Even assuming that cybernetic technology could be made safe from such dangers, opponents of transhumanism (sometimes termed “bioconservatives”) argue the medical principle, that technology should only restore human capabilities, not enhance them.
“The fascination with ‘enhancement’ is a way to convince healthy people that they are in need of treatment,” says Dr David Albert Jones, director of the Anscombe Bioethics Centre in Oxford. “It is a wasteful distraction when we are failing to meet the basic needs of people with real health problems.”
He’s not against what he terms “human-technology interfaces” but, he says, they “should be developed to address the needs of people with disabilities, not to create a market for the self-regarding and the worried-well.” Many medical professionals would agree.
Yuval Noah Harari, an Israeli historian, worries about enhancements leading to unprecedented levels of inequality. “Medicine is moving towards trying to surpass the norm, to help [healthy] people live longer, to have stronger memories, to have better control of their emotions,” he said in a recent interview. “But upgrading like that is not an egalitarian project, it's an elitist project. No matter what norm you reach, there is always another upgrade which is possible." And the latest, most high-tech upgrades will always only be available to the rich.
But where does a case like Neil Harbisson’s fall? He couldn’t cure his colour blindness, so he developed an extra sense to make up for it. Is this restoration or augmentation? Where cyborg ethics are concerned, the lines are blurred.
Rich Lee was also drawn to biohacking in order to overcome a disability.

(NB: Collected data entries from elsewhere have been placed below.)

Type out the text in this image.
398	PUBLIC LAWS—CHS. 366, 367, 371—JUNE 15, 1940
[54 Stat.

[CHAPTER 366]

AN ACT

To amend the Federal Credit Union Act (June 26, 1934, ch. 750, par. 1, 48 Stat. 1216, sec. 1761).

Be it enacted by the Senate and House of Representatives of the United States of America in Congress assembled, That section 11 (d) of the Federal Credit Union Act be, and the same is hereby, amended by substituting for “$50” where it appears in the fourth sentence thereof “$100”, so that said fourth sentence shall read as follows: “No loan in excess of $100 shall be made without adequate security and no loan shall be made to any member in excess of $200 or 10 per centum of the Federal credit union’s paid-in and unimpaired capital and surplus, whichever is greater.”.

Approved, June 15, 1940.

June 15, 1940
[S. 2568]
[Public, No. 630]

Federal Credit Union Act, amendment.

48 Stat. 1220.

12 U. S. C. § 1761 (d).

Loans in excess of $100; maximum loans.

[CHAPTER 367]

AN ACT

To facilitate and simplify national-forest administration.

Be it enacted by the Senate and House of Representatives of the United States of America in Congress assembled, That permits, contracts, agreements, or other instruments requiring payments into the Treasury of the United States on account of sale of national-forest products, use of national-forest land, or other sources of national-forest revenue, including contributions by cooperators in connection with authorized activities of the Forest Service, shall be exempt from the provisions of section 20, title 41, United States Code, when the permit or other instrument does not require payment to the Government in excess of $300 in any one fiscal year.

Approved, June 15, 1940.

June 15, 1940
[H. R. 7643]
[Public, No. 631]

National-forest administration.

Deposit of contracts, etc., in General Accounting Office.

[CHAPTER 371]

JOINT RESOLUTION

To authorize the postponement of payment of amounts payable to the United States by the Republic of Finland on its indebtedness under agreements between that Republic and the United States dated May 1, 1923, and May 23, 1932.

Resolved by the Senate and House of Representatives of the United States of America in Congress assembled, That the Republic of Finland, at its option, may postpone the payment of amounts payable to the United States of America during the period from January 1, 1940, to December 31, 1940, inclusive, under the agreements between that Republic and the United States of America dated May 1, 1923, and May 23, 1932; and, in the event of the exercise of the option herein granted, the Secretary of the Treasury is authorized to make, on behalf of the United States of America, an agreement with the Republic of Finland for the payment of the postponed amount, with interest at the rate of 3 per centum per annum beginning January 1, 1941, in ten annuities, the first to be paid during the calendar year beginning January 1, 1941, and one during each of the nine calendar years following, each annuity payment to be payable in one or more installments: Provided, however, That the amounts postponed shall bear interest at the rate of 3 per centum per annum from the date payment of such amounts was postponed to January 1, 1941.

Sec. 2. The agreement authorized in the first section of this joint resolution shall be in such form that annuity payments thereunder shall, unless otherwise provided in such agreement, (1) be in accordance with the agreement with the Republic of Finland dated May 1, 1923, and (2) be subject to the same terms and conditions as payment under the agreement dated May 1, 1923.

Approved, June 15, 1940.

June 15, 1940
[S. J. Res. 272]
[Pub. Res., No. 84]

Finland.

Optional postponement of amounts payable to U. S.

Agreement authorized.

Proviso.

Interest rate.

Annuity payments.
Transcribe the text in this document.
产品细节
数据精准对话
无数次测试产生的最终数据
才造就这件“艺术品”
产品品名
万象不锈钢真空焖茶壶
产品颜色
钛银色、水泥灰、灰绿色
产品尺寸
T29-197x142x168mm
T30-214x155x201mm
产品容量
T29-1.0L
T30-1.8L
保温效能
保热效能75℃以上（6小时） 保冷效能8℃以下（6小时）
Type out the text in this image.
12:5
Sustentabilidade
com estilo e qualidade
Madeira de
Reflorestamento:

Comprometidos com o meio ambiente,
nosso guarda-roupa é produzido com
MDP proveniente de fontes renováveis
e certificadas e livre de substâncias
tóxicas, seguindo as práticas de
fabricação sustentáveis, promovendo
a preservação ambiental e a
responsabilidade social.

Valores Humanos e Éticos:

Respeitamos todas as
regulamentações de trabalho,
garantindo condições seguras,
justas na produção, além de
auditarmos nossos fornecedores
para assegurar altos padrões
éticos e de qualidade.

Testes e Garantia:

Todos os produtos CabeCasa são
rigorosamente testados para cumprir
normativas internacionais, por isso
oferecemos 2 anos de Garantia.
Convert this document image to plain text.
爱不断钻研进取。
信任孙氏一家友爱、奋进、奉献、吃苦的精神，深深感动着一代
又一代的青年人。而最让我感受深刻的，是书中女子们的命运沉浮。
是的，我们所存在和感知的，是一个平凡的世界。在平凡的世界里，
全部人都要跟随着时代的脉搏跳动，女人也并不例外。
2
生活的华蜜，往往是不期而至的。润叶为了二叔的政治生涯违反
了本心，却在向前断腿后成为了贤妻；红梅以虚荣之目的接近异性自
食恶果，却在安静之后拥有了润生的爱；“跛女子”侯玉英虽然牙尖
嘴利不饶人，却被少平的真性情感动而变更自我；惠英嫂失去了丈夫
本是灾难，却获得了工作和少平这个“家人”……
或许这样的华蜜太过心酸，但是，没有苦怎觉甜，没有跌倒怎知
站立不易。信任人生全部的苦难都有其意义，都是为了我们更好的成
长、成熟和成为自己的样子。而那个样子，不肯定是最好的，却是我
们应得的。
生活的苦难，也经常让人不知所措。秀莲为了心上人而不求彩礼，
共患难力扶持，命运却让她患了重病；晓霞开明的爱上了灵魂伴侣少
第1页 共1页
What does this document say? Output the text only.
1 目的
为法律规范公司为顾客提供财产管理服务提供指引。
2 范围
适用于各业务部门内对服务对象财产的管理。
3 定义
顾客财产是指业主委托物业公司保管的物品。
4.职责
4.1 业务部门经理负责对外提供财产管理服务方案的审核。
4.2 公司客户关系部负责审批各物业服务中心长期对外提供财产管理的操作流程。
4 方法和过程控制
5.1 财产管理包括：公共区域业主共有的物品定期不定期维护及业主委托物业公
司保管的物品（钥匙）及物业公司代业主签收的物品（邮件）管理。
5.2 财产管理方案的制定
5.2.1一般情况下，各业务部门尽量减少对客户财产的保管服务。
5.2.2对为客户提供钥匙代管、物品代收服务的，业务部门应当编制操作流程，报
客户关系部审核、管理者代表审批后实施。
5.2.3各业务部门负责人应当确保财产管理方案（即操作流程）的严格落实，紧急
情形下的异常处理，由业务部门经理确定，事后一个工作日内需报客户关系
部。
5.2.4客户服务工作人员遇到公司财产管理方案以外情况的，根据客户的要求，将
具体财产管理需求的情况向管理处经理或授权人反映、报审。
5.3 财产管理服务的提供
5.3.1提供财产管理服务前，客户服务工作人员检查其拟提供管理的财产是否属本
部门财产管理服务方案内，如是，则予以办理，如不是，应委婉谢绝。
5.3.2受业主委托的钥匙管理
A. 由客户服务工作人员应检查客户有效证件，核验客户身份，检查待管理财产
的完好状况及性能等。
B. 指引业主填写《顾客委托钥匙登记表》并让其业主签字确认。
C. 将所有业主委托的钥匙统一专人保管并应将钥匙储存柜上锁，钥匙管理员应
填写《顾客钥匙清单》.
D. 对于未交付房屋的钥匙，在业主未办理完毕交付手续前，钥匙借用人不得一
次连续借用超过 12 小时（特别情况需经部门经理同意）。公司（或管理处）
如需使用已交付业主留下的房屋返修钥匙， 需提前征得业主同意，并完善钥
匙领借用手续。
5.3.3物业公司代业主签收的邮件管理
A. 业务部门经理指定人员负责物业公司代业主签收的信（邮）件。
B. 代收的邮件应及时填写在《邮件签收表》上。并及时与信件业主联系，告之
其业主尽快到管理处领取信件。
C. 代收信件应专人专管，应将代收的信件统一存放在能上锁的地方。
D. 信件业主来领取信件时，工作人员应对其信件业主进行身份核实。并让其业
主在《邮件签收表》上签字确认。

Lee, a 35-year-old salesman from Utah whose wet-shave-and-goatee look is more 1990s nu-metal than cybernetic citizen of the future, is losing his vision, and last year was certified blind in one eye. He’s best known for having a pair of magnets implanted into his traguses (the nubs of cartilage in front of the ear-hole). They work with a copper coil worn around his neck, that he hooks up to his iPod, to become internal headphones. But he can also attach other things to the coil, such as wi-fi and electromagnetic sensors, enabling him to sense things normally outside of human capability. By attaching it to an ultrasonic rangefinder, he hopes to learn how to echolocate, like a bat, so when he goes blind he will be still able to judge his distance from objects – essentially, to see in the dark.
One of Lee’s many other projects is a vibrating implant which is placed at the base of the penis, which he calls the Lovetron9000. “I have broken many prototypes and it is trickier than it looks, engineering-wise,” he says. In the next ten years, Lee thinks, it might be possible to take part in a “MMO Orgy [Massively Multiplayer Online Orgy]” – a group of people with spinal implants which stimulate the users’ genital nerves linked together over the internet. It’s still only an idea, but Lee sees great commercial promise in this area: “I’ve probably had the most emails from people wanting to get the spinal implant,” he says. “Once you have cyborg sex,” he predicts, “you will never want to return to normal sex.”
Cyborg sex may sound unappealing now, but attitudes change fast. “It can flip very quickly,” says Kevin Warwick. “Take something like laser eye surgery. About 15 years ago people were saying ‘Don’t go blasting my eyes out’ and now they’re saying ‘Don’t bother with contact lenses’.”
In a sense, cyborg technology is nothing new — pacemakers, for example, have been around for decades. But recent advances have opened up new possibilities, and people are embracing them. Real cyborgs already walk among us. Soon, we may have to decide whether we want to join them.